There were also changes in the road network from Alfred Street to May Street, the Grosvenor Road/Durham Street junction, Sandy Row/Hope Street junction, Hope Street and College Avenue.

Amid the controversy a multi-agency group was set up to tackle the congestion and address the concerns it had raised.

A bus lane was this month set up on College Avenue and College Square East between Millfield and Wellington Place.

The Department for Regional Development has made numerous references to a "bedding-in" period for the new layouts.

The department claims the new measures have had no significant impact on journey times through the city centre, adding there is no evidence to suggest the changes have deterred car-borne shoppers.

Roadworks continue on Great Victoria Street, Fisherwick Place and Grosvenor Road, with new works recently started on Wellington Place and Donegall Square East before resurfacing.

Traffic islands are being built for new arrangements in College Square East and Fisherwick Place, with drainage works progressing in Wellington Place and Donegall Square East. On completion of the work at Fisherwick Place a further bus lane, some 100m in length, will be introduced for buses turning right into Wellington Place. This is expected to be in operation by Wednesday.

As this bus lane is remote from the kerbline, similar to the bus lane in Oxford Street, the lane will be fully surfaced in red material to highlight its presence.

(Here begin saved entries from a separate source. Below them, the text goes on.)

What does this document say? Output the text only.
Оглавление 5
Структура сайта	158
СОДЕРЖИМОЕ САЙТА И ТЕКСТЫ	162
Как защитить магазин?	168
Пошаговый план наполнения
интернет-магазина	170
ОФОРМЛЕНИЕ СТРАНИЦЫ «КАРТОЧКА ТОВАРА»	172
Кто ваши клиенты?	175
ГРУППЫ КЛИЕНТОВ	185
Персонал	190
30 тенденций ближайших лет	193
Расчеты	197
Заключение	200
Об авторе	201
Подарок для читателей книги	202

There will be one general traffic lane northbound and one general traffic lane into Wellington Place either side of the new bus lane.

Tomorrow sections of Great Victoria Street will be closed from 7am until 1pm.

Bus lanes will also be introduced at Donegall Square North and Chichester Street.

A two-way cycle track from Victoria Street to Oxford Street will be introduced at Ann Street.

All works on the second stage are set to be completed by June.

Bus lanes for Belfast On The Move are operational from 7am until 7pm from Monday to Saturday and can be used by public transport, cyclists, motorcycles and permitted taxis.

Electronic signage has been erected in a number of key locations to advise of the works.

Roads Service also advised motorists to allow extra time for their journeys.